Drei Monate Vorbereitung

Hybride Messen, also die Kombination aus einer (überschaubaren) klassischen Messe und digitalen Zusatzangeboten wurden zwar vielfach angekündigt, aber außer der IFA in Berlin und dem „AMB Technologieforum“ in Stuttgart (weitere Informationen dazu finden Sie in der Print-Ausgabe Dezember 2020/Januar 2021 von „Markt und Mittelstand“) fielen die allermeisten aus, weil die Aussteller fern blieben. Rein digitale Messen sind zwar einfacher umzusetzen, aber nicht weniger Aufwand. Viktoria Schütz und ihr Team haben drei Monate benötigt, um das neue Format vorzubereiten.
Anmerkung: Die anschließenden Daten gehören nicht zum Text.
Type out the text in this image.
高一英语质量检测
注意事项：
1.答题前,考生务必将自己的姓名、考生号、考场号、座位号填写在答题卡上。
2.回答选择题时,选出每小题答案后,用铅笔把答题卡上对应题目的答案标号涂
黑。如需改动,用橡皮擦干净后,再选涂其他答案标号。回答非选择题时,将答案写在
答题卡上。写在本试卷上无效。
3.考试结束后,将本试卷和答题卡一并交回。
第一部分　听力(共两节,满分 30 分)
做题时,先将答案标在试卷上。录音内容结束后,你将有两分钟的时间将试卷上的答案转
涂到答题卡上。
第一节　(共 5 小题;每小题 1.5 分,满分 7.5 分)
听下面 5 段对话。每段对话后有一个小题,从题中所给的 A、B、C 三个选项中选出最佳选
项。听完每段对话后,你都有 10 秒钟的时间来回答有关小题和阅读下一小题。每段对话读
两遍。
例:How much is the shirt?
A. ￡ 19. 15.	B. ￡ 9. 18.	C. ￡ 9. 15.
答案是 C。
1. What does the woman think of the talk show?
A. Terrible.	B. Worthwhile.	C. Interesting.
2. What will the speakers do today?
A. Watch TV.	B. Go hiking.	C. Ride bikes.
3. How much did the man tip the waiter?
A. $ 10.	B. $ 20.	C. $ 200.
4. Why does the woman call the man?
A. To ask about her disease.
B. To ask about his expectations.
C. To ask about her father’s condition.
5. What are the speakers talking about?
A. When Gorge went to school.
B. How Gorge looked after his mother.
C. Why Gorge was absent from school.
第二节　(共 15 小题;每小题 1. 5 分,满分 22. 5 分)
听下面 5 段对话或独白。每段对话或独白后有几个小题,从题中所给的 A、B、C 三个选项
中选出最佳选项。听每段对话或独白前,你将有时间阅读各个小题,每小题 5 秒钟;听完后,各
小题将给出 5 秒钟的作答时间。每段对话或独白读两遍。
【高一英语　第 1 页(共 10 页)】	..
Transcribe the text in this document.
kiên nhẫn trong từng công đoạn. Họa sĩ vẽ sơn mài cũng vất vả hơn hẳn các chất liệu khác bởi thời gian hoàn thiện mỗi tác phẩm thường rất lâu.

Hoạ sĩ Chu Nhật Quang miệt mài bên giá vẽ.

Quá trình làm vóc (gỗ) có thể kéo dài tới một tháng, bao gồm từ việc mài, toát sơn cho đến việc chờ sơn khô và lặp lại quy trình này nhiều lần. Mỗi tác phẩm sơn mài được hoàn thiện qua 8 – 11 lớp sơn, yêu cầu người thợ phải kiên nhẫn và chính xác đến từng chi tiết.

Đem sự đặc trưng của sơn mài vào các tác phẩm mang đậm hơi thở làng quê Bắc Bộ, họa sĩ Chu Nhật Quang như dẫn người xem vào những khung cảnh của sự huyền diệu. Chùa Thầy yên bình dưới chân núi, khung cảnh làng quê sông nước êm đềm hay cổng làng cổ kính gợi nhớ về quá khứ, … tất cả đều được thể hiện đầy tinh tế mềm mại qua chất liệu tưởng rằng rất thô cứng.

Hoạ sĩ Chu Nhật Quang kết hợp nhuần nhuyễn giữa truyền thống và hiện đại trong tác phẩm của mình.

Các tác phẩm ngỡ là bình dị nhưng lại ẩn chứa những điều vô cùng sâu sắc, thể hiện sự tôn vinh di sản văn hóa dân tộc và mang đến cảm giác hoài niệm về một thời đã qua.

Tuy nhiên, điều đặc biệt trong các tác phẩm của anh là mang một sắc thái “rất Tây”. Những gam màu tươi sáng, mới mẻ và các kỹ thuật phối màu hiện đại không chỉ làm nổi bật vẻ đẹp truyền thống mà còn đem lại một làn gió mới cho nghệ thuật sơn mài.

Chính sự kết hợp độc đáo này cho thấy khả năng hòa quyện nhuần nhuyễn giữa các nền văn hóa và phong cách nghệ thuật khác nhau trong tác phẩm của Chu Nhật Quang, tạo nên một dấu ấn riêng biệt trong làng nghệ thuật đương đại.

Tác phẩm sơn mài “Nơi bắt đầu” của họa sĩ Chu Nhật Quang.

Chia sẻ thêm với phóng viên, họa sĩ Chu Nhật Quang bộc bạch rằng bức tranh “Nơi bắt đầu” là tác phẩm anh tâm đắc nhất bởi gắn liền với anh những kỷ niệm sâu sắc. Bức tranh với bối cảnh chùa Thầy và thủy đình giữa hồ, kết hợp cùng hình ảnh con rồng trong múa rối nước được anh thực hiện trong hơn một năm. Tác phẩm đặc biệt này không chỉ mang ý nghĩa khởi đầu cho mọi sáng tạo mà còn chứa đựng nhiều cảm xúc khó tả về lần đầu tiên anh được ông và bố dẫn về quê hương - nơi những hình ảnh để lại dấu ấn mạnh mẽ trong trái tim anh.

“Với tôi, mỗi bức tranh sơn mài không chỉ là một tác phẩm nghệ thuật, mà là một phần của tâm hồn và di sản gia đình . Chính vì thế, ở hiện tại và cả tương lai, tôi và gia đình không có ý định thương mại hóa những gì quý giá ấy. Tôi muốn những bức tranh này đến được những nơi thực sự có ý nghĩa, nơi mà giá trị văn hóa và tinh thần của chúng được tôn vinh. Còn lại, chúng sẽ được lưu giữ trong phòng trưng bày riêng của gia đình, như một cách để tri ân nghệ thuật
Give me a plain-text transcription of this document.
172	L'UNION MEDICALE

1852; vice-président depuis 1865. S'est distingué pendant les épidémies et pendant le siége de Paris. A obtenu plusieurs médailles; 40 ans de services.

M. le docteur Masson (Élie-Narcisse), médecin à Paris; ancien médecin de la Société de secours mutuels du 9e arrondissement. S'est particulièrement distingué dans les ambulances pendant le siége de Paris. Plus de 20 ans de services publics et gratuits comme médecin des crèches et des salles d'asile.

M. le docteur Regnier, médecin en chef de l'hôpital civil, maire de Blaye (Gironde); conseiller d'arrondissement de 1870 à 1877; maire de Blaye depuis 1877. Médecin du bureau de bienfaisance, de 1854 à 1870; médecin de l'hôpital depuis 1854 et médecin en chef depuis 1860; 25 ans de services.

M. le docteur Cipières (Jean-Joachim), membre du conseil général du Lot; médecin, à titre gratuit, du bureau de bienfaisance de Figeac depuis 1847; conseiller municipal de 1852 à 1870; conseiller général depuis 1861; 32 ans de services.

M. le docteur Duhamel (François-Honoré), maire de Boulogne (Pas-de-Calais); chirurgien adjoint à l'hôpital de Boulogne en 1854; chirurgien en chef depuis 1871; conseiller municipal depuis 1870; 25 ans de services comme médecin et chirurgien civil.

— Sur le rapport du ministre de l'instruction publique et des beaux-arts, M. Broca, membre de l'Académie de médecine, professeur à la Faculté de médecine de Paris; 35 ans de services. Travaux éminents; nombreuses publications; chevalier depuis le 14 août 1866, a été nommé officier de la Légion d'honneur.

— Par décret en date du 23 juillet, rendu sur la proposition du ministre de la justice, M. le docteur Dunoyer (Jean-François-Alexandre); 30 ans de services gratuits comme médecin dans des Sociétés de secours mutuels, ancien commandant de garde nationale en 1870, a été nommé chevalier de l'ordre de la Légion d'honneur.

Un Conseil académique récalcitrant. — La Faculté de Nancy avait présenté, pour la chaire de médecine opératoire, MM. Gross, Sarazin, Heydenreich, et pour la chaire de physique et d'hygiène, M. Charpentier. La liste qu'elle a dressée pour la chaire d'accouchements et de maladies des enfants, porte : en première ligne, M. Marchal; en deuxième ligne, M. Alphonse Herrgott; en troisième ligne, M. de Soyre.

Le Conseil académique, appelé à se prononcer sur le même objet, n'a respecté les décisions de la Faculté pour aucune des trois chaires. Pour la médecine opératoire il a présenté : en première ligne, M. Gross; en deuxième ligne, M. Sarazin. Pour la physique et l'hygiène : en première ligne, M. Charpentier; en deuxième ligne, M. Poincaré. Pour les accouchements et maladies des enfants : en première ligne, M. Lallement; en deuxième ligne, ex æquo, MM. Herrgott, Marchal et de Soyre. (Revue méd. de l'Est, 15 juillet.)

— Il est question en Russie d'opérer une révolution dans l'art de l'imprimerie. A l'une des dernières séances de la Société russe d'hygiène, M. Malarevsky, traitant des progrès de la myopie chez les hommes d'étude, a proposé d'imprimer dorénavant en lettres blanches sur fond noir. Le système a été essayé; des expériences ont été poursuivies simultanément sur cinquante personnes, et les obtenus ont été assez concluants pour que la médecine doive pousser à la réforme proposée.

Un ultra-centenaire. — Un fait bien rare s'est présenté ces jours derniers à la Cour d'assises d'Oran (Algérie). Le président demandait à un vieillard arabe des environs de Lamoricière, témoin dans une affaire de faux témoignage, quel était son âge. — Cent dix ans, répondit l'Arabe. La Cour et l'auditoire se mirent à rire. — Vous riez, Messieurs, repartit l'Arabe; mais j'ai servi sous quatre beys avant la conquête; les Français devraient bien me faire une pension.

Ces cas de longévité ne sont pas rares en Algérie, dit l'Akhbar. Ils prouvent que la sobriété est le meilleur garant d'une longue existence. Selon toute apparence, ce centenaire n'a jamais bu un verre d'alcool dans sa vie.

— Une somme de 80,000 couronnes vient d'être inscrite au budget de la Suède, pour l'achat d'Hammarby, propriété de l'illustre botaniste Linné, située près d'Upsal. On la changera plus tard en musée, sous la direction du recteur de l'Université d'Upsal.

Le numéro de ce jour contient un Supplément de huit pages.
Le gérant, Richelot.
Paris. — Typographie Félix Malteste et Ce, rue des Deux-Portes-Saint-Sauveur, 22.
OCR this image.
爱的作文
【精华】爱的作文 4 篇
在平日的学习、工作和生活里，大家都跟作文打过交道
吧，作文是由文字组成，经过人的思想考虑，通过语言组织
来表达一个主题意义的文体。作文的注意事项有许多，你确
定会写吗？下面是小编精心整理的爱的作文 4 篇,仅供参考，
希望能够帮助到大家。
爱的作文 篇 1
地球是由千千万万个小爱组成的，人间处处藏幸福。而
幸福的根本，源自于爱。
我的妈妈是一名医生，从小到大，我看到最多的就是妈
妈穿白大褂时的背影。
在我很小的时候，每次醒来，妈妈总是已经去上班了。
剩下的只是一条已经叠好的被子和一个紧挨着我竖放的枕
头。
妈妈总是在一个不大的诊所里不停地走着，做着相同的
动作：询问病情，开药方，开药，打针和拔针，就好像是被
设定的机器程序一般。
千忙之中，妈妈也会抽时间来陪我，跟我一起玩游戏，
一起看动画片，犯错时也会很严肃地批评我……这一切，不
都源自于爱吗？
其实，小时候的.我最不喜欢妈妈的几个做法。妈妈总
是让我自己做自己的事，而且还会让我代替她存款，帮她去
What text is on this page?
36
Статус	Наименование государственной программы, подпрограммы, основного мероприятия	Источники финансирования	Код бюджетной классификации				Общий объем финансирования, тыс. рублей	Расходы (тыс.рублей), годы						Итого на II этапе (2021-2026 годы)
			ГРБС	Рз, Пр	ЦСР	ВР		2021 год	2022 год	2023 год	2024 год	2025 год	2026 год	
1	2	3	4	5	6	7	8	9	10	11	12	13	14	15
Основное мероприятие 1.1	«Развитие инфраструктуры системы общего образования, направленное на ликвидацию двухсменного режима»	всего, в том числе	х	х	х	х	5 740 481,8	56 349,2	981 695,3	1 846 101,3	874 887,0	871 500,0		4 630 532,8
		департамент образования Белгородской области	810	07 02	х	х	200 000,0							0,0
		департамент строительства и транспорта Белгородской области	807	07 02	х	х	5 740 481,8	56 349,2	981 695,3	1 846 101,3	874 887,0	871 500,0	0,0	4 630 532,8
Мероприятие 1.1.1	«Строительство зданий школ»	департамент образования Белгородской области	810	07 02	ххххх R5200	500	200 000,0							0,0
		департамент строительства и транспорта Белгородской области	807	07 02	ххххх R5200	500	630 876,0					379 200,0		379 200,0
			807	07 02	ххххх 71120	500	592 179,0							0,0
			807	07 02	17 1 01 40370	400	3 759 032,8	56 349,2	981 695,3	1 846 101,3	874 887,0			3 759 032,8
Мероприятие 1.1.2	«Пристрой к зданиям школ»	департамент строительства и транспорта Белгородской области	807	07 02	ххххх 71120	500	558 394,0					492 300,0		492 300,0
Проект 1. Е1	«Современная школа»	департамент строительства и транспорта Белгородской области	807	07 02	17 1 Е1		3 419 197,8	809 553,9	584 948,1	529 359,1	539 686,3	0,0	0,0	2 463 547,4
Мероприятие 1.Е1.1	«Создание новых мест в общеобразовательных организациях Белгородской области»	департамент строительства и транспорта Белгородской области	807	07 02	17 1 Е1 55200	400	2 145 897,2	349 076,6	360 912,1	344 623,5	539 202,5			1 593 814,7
Die Unternehmerin engagierte einen Experten, der sich um die technischen Fragen kümmerte. „Ich kenne mich technisch eigentlich einigermaßen gut aus, aber trotzdem war auch für mich vieles neu“, sagt Schütz rückblickend.

Vorteile und Nachteile von digitalen Hausmessen in Eigenregie

 

Vorteile:

  • höhere Reichweite
  • Kunden aus dem Ausland müssen nicht extra anreisen
  • Marketingeffekt (Inhalte können danach on demand weiterverbreitet werden)
  • Möglichkeit Kundenkontakt zu halten, solange keine Messen stattfinden
  • deutlich geringere Kosten, weil Transportkosten und Standgebühren entfallen

 

Nachteile:

  • planerisch nicht weniger aufwendig als normale Messe
  • Betrieb liegt während dessen brach
  • keine persönlichen Kontakte möglich (nur als Ergänzung geeignet)
  • Werbung notwendig, weil Kunden nicht „automatisch“ auch da sind
  • technisches Knowhow notwendig
  • für Neukundenakquise ungeeignet

Am aufwendigsten gestaltete sich die Auswahl der Tools für die Umsetzung. Zum einen sollten die Zuschauer Fachvorträgen lauschen können, zum anderen sollten sie auch untereinander in Kontakt treten können – und die Lösung musste bezahlbar sein. Mit einem vor-Corona-Umsatz von gut vier Millionen Euro muss der kleine Betrieb seine Finanzen mit Bedacht einsetzen. „Hätten wir ein Budget von 100.000 Euro gehabt, hätte es schicke Lösungen gegeben. So ging es für uns vor allem darum eine Lösung zu finden, die möglichst viele ohne Probleme nutzen konnten“, erzählt Schütz. Zum Einsatz kam die App Alfaview, mit der „lippensynchrone Videokonferenzen“ veranstaltet werden können, wie der Entwickler auf seiner Webseite schreibt. „Um den Datenschutz zu gewährleisten haben wir uns gegen einen Anbieter aus dem Ausland entschieden.“

Veranstaltung kam gut an – bei fast allen

Eine weitere Herausforderung im Vorfeld war es, die Kunden bei der Stange zu halten. „Es liegt in der Natur von Online-Veranstaltungen, dass die Schwelle zur Anmeldung hoch ist, aber leider auch die zur späteren nicht-Teilnahme“, sagt die Unternehmerin. Man müsse die Kunden öfters erinnern, weil sie es ansonsten ganz schnell wieder vergessen würden. Als besonderen Reminder schickte Viktoria Schütz deshalb an die Teilnehmer ein Päckchen mit Kuchen, Kaffeetasse und persönlichem Brief. Mit einem „Wirkungsgrad“ von 50 Prozent – 160 Teilnehmer hatten sich angemeldet, 80 nahmen schließlich teil – war Viktoria Schütz zufrieden. „Durch den Austausch mit anderen Veranstaltern, weiß ich, dass das eine gute Quote ist.“

Mitschnitte des „DEGUMA forum digital – Das digitale Branchentreffen der Gummi- und Kunststoffindustrie 2020“ finden Sie  hier.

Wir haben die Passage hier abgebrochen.